Berita Internasional
Toru Kubota, Pembuat Film Dokumenter Jepang Ditahan dan Divonis 10 Tahun Penjara di Yangon Myanmar
Pembuat film dokumenter Jepang, Toru Kubota ditahan militer Myanmar di Penjara Insein, Yangon, Myanmar, sekaligus divonis 10 tahun penjara.
Penulis: Panji Baskhara | Editor: Panji Baskhara
Kubota tidak memiliki masalah kesehatan, menurut Kedutaan Besar Jepang di Yangon.
Sementara Tokyo berencana untuk terus menyerukan pembebasan cepat Kubota, sejauh ini tidak ada prospek hal itu terjadi dalam waktu dekat.
Di Myanmar yang dikuasai junta, jurnalis lepas Jepang Yuki Kitazumi ditangkap pada April tahun lalu dan didakwa "karena menyebarkan laporan berita palsu."
Dia dibebaskan pada bulan berikutnya dan kembali ke Jepang.
Junta Myanmar telah menekan kebebasan pers, menangkap wartawan dan fotografer, serta mencabut izin penyiaran.

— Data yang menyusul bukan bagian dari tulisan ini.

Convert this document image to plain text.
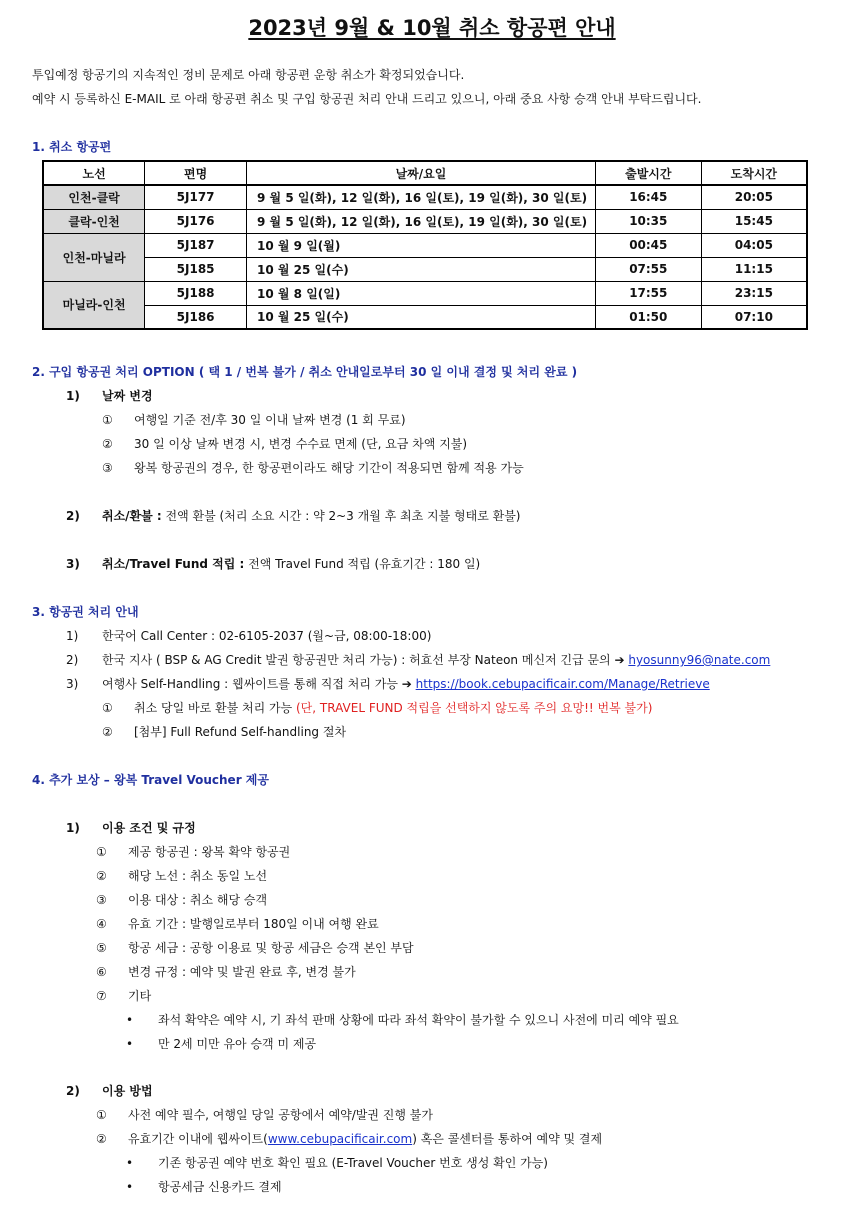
2023년 9월 & 10월 취소 항공편 안내
투입예정 항공기의 지속적인 정비 문제로 아래 항공편 운항 취소가 확정되었습니다.
예약 시 등록하신 E-MAIL 로 아래 항공편 취소 및 구입 항공권 처리 안내 드리고 있으니, 아래 중요 사항 승객 안내 부탁드립니다.
1. 취소 항공편
노선	편명	날짜/요일	출발시간	도착시간
인천-클락	5J177	9 월 5 일(화), 12 일(화), 16 일(토), 19 일(화), 30 일(토)	16:45	20:05
클락-인천	5J176	9 월 5 일(화), 12 일(화), 16 일(토), 19 일(화), 30 일(토)	10:35	15:45
인천-마닐라	5J187	10 월 9 일(월)	00:45	04:05
	5J185	10 월 25 일(수)	07:55	11:15
마닐라-인천	5J188	10 월 8 일(일)	17:55	23:15
	5J186	10 월 25 일(수)	01:50	07:10
2. 구입 항공권 처리 OPTION ( 택 1 / 번복 불가 / 취소 안내일로부터 30 일 이내 결정 및 처리 완료 )
1) 날짜 변경
① 여행일 기준 전/후 30 일 이내 날짜 변경 (1 회 무료)
② 30 일 이상 날짜 변경 시, 변경 수수료 면제 (단, 요금 차액 지불)
③ 왕복 항공권의 경우, 한 항공편이라도 해당 기간이 적용되면 함께 적용 가능
2) 취소/환불 : 전액 환불 (처리 소요 시간 : 약 2~3 개월 후 최초 지불 형태로 환불)
3) 취소/Travel Fund 적립 : 전액 Travel Fund 적립 (유효기간 : 180 일)
3. 항공권 처리 안내
1) 한국어 Call Center : 02-6105-2037 (월~금, 08:00-18:00)
2) 한국 지사 ( BSP & AG Credit 발권 항공권만 처리 가능) : 허효선 부장 Nateon 메신저 긴급 문의 ➔ hyosunny96@nate.com
3) 여행사 Self-Handling : 웹싸이트를 통해 직접 처리 가능 ➔ https://book.cebupacificair.com/Manage/Retrieve
① 취소 당일 바로 환불 처리 가능 (단, TRAVEL FUND 적립을 선택하지 않도록 주의 요망!! 번복 불가)
② [첨부] Full Refund Self-handling 절차
4. 추가 보상 – 왕복 Travel Voucher 제공
1) 이용 조건 및 규정
① 제공 항공권 : 왕복 확약 항공권
② 해당 노선 : 취소 동일 노선
③ 이용 대상 : 취소 해당 승객
④ 유효 기간 : 발행일로부터 180일 이내 여행 완료
⑤ 항공 세금 : 공항 이용료 및 항공 세금은 승객 본인 부담
⑥ 변경 규정 : 예약 및 발권 완료 후, 변경 불가
⑦ 기타
• 좌석 확약은 예약 시, 기 좌석 판매 상황에 따라 좌석 확약이 불가할 수 있으니 사전에 미리 예약 필요
• 만 2세 미만 유아 승객 미 제공
2) 이용 방법
① 사전 예약 필수, 여행일 당일 공항에서 예약/발권 진행 불가
② 유효기간 이내에 웹싸이트(www.cebupacificair.com) 혹은 콜센터를 통하여 예약 및 결제
• 기존 항공권 예약 번호 확인 필요 (E-Travel Voucher 번호 생성 확인 가능)
• 항공세금 신용카드 결제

Kubota adalah jurnalis asing kelima yang ditahan oleh rezim, setelah warga negara AS Nathan Maung dan Danny Fenster, Robert Bociaga dari Polandia dan Kitazumi — semuanya kemudian dibebaskan dan dideportasi.
Fenster, yang ditahan pada Mei tahun lalu ketika ia berusaha untuk meninggalkan negara itu, menghadapi persidangan tertutup atas tuduhan asosiasi yang melanggar hukum, hasutan terhadap militer dan melanggar aturan visa.

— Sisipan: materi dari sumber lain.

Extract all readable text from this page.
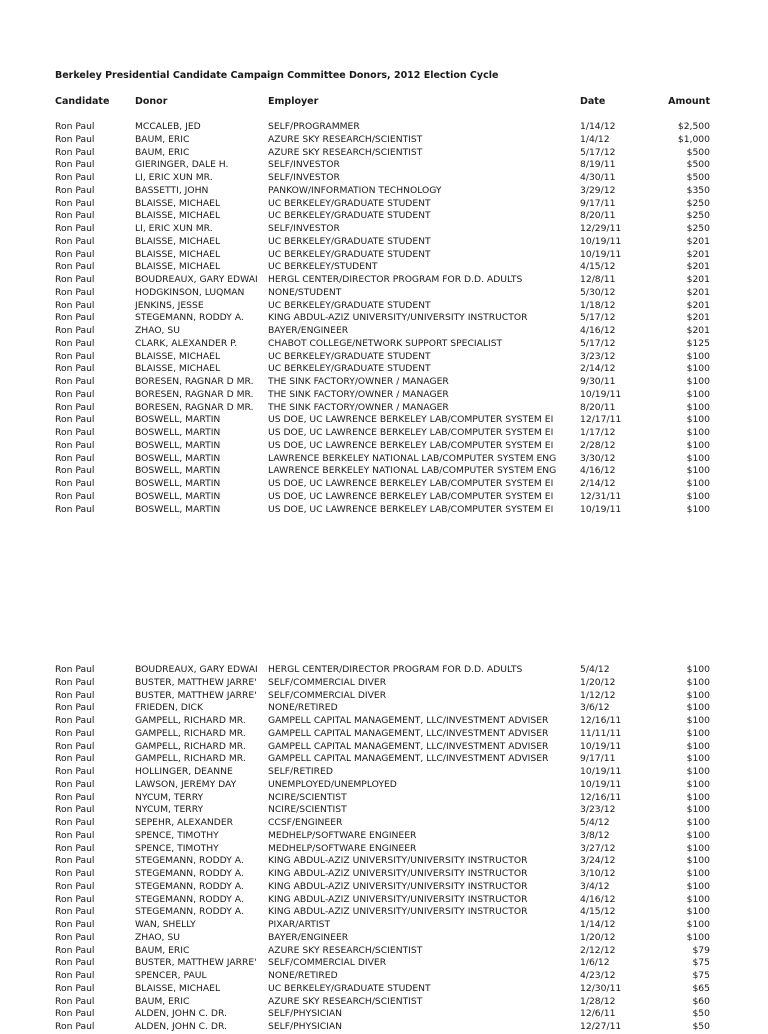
Berkeley Presidential Candidate Campaign Committee Donors, 2012 Election Cycle
Candidate	Donor	Employer	Date	Amount
Ron Paul	MCCALEB, JED	SELF/PROGRAMMER	1/14/12	$2,500
Ron Paul	BAUM, ERIC	AZURE SKY RESEARCH/SCIENTIST	1/4/12	$1,000
Ron Paul	BAUM, ERIC	AZURE SKY RESEARCH/SCIENTIST	5/17/12	$500
Ron Paul	GIERINGER, DALE H.	SELF/INVESTOR	8/19/11	$500
Ron Paul	LI, ERIC XUN MR.	SELF/INVESTOR	4/30/11	$500
Ron Paul	BASSETTI, JOHN	PANKOW/INFORMATION TECHNOLOGY	3/29/12	$350
Ron Paul	BLAISSE, MICHAEL	UC BERKELEY/GRADUATE STUDENT	9/17/11	$250
Ron Paul	BLAISSE, MICHAEL	UC BERKELEY/GRADUATE STUDENT	8/20/11	$250
Ron Paul	LI, ERIC XUN MR.	SELF/INVESTOR	12/29/11	$250
Ron Paul	BLAISSE, MICHAEL	UC BERKELEY/GRADUATE STUDENT	10/19/11	$201
Ron Paul	BLAISSE, MICHAEL	UC BERKELEY/GRADUATE STUDENT	10/19/11	$201
Ron Paul	BLAISSE, MICHAEL	UC BERKELEY/STUDENT	4/15/12	$201
Ron Paul	BOUDREAUX, GARY EDWAI	HERGL CENTER/DIRECTOR PROGRAM FOR D.D. ADULTS	12/8/11	$201
Ron Paul	HODGKINSON, LUQMAN	NONE/STUDENT	5/30/12	$201
Ron Paul	JENKINS, JESSE	UC BERKELEY/GRADUATE STUDENT	1/18/12	$201
Ron Paul	STEGEMANN, RODDY A.	KING ABDUL-AZIZ UNIVERSITY/UNIVERSITY INSTRUCTOR	5/17/12	$201
Ron Paul	ZHAO, SU	BAYER/ENGINEER	4/16/12	$201
Ron Paul	CLARK, ALEXANDER P.	CHABOT COLLEGE/NETWORK SUPPORT SPECIALIST	5/17/12	$125
Ron Paul	BLAISSE, MICHAEL	UC BERKELEY/GRADUATE STUDENT	3/23/12	$100
Ron Paul	BLAISSE, MICHAEL	UC BERKELEY/GRADUATE STUDENT	2/14/12	$100
Ron Paul	BORESEN, RAGNAR D MR.	THE SINK FACTORY/OWNER / MANAGER	9/30/11	$100
Ron Paul	BORESEN, RAGNAR D MR.	THE SINK FACTORY/OWNER / MANAGER	10/19/11	$100
Ron Paul	BORESEN, RAGNAR D MR.	THE SINK FACTORY/OWNER / MANAGER	8/20/11	$100
Ron Paul	BOSWELL, MARTIN	US DOE, UC LAWRENCE BERKELEY LAB/COMPUTER SYSTEM EI	12/17/11	$100
Ron Paul	BOSWELL, MARTIN	US DOE, UC LAWRENCE BERKELEY LAB/COMPUTER SYSTEM EI	1/17/12	$100
Ron Paul	BOSWELL, MARTIN	US DOE, UC LAWRENCE BERKELEY LAB/COMPUTER SYSTEM EI	2/28/12	$100
Ron Paul	BOSWELL, MARTIN	LAWRENCE BERKELEY NATIONAL LAB/COMPUTER SYSTEM ENG	3/30/12	$100
Ron Paul	BOSWELL, MARTIN	LAWRENCE BERKELEY NATIONAL LAB/COMPUTER SYSTEM ENG	4/16/12	$100
Ron Paul	BOSWELL, MARTIN	US DOE, UC LAWRENCE BERKELEY LAB/COMPUTER SYSTEM EI	2/14/12	$100
Ron Paul	BOSWELL, MARTIN	US DOE, UC LAWRENCE BERKELEY LAB/COMPUTER SYSTEM EI	12/31/11	$100
Ron Paul	BOSWELL, MARTIN	US DOE, UC LAWRENCE BERKELEY LAB/COMPUTER SYSTEM EI	10/19/11	$100
Ron Paul	BOUDREAUX, GARY EDWAI	HERGL CENTER/DIRECTOR PROGRAM FOR D.D. ADULTS	5/4/12	$100
Ron Paul	BUSTER, MATTHEW JARRE'	SELF/COMMERCIAL DIVER	1/20/12	$100
Ron Paul	BUSTER, MATTHEW JARRE'	SELF/COMMERCIAL DIVER	1/12/12	$100
Ron Paul	FRIEDEN, DICK	NONE/RETIRED	3/6/12	$100
Ron Paul	GAMPELL, RICHARD MR.	GAMPELL CAPITAL MANAGEMENT, LLC/INVESTMENT ADVISER	12/16/11	$100
Ron Paul	GAMPELL, RICHARD MR.	GAMPELL CAPITAL MANAGEMENT, LLC/INVESTMENT ADVISER	11/11/11	$100
Ron Paul	GAMPELL, RICHARD MR.	GAMPELL CAPITAL MANAGEMENT, LLC/INVESTMENT ADVISER	10/19/11	$100
Ron Paul	GAMPELL, RICHARD MR.	GAMPELL CAPITAL MANAGEMENT, LLC/INVESTMENT ADVISER	9/17/11	$100
Ron Paul	HOLLINGER, DEANNE	SELF/RETIRED	10/19/11	$100
Ron Paul	LAWSON, JEREMY DAY	UNEMPLOYED/UNEMPLOYED	10/19/11	$100
Ron Paul	NYCUM, TERRY	NCIRE/SCIENTIST	12/16/11	$100
Ron Paul	NYCUM, TERRY	NCIRE/SCIENTIST	3/23/12	$100
Ron Paul	SEPEHR, ALEXANDER	CCSF/ENGINEER	5/4/12	$100
Ron Paul	SPENCE, TIMOTHY	MEDHELP/SOFTWARE ENGINEER	3/8/12	$100
Ron Paul	SPENCE, TIMOTHY	MEDHELP/SOFTWARE ENGINEER	3/27/12	$100
Ron Paul	STEGEMANN, RODDY A.	KING ABDUL-AZIZ UNIVERSITY/UNIVERSITY INSTRUCTOR	3/24/12	$100
Ron Paul	STEGEMANN, RODDY A.	KING ABDUL-AZIZ UNIVERSITY/UNIVERSITY INSTRUCTOR	3/10/12	$100
Ron Paul	STEGEMANN, RODDY A.	KING ABDUL-AZIZ UNIVERSITY/UNIVERSITY INSTRUCTOR	3/4/12	$100
Ron Paul	STEGEMANN, RODDY A.	KING ABDUL-AZIZ UNIVERSITY/UNIVERSITY INSTRUCTOR	4/16/12	$100
Ron Paul	STEGEMANN, RODDY A.	KING ABDUL-AZIZ UNIVERSITY/UNIVERSITY INSTRUCTOR	4/15/12	$100
Ron Paul	WAN, SHELLY	PIXAR/ARTIST	1/14/12	$100
Ron Paul	ZHAO, SU	BAYER/ENGINEER	1/20/12	$100
Ron Paul	BAUM, ERIC	AZURE SKY RESEARCH/SCIENTIST	2/12/12	$79
Ron Paul	BUSTER, MATTHEW JARRE'	SELF/COMMERCIAL DIVER	1/6/12	$75
Ron Paul	SPENCER, PAUL	NONE/RETIRED	4/23/12	$75
Ron Paul	BLAISSE, MICHAEL	UC BERKELEY/GRADUATE STUDENT	12/30/11	$65
Ron Paul	BAUM, ERIC	AZURE SKY RESEARCH/SCIENTIST	1/28/12	$60
Ron Paul	ALDEN, JOHN C. DR.	SELF/PHYSICIAN	12/6/11	$50
Ron Paul	ALDEN, JOHN C. DR.	SELF/PHYSICIAN	12/27/11	$50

Dia dijatuhi hukuman 11 tahun penjara sebelum diampuni dan dideportasi.
Tokyo adalah donor utama bagi Myanmar dan memiliki hubungan jangka panjang dengan militer negara itu.
Setelah kudeta, Jepang mengumumkan akan menghentikan semua bantuan baru, meskipun tidak memberikan sanksi individu kepada komandan militer dan polisi.

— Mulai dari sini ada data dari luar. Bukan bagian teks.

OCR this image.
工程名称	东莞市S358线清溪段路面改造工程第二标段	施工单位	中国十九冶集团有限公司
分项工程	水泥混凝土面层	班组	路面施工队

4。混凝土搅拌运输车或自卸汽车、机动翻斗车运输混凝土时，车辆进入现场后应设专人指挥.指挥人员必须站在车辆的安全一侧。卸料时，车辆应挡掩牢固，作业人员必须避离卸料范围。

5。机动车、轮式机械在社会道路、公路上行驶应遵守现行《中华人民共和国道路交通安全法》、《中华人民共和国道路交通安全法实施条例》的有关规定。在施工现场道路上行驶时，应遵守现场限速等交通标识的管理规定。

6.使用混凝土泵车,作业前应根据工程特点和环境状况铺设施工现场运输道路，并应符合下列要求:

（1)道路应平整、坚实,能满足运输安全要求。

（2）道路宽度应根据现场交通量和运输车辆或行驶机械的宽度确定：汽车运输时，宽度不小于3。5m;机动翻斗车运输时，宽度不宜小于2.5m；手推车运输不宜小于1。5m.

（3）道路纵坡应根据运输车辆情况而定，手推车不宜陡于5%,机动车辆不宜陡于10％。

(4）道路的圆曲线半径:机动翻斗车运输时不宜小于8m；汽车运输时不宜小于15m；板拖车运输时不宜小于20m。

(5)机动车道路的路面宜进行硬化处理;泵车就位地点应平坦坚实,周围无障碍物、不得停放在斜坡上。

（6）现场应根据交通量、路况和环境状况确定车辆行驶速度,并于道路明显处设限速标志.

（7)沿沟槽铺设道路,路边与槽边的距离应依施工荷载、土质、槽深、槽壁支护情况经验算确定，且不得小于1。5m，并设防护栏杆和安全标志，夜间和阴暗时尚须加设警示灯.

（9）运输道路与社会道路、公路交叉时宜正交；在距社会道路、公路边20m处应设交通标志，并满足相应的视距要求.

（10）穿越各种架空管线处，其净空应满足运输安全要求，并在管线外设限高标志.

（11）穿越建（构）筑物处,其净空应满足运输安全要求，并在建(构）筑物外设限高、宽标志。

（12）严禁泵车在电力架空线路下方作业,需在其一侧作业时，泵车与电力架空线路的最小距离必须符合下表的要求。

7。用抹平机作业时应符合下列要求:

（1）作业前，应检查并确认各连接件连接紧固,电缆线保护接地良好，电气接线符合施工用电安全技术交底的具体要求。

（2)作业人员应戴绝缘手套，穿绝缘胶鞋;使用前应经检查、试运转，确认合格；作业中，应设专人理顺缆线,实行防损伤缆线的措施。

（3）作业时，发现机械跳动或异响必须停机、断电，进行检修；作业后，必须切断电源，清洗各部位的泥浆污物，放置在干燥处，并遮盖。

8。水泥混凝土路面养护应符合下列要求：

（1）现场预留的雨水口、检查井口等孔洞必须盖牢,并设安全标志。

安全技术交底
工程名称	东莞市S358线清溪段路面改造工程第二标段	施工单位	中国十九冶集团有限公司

Pemenjaraan Kubota adalah "tamparan di wajah" bagi Tokyo, kata Phil Robertson dari Human Rights Watch.
"Sudah waktunya bagi Jepang untuk berhenti bermain-main, dan bergerak untuk mendukung sanksi internasional nyata yang akan menekan sumber pendapatan junta."
Pada bulan September, Kementerian Pertahanan Jepang mengatakan akan menghentikan program pelatihan bagi anggota militer Myanmar mulai tahun depan atas eksekusi junta terhadap aktivis pro-demokrasi.
Langkah itu dilakukan sebagai tanggapan atas eksekusi junta terhadap empat tahanan politik pada Juli, penggunaan hukuman mati pertama di negara itu dalam beberapa dasawarsa, yang memicu kemarahan internasional.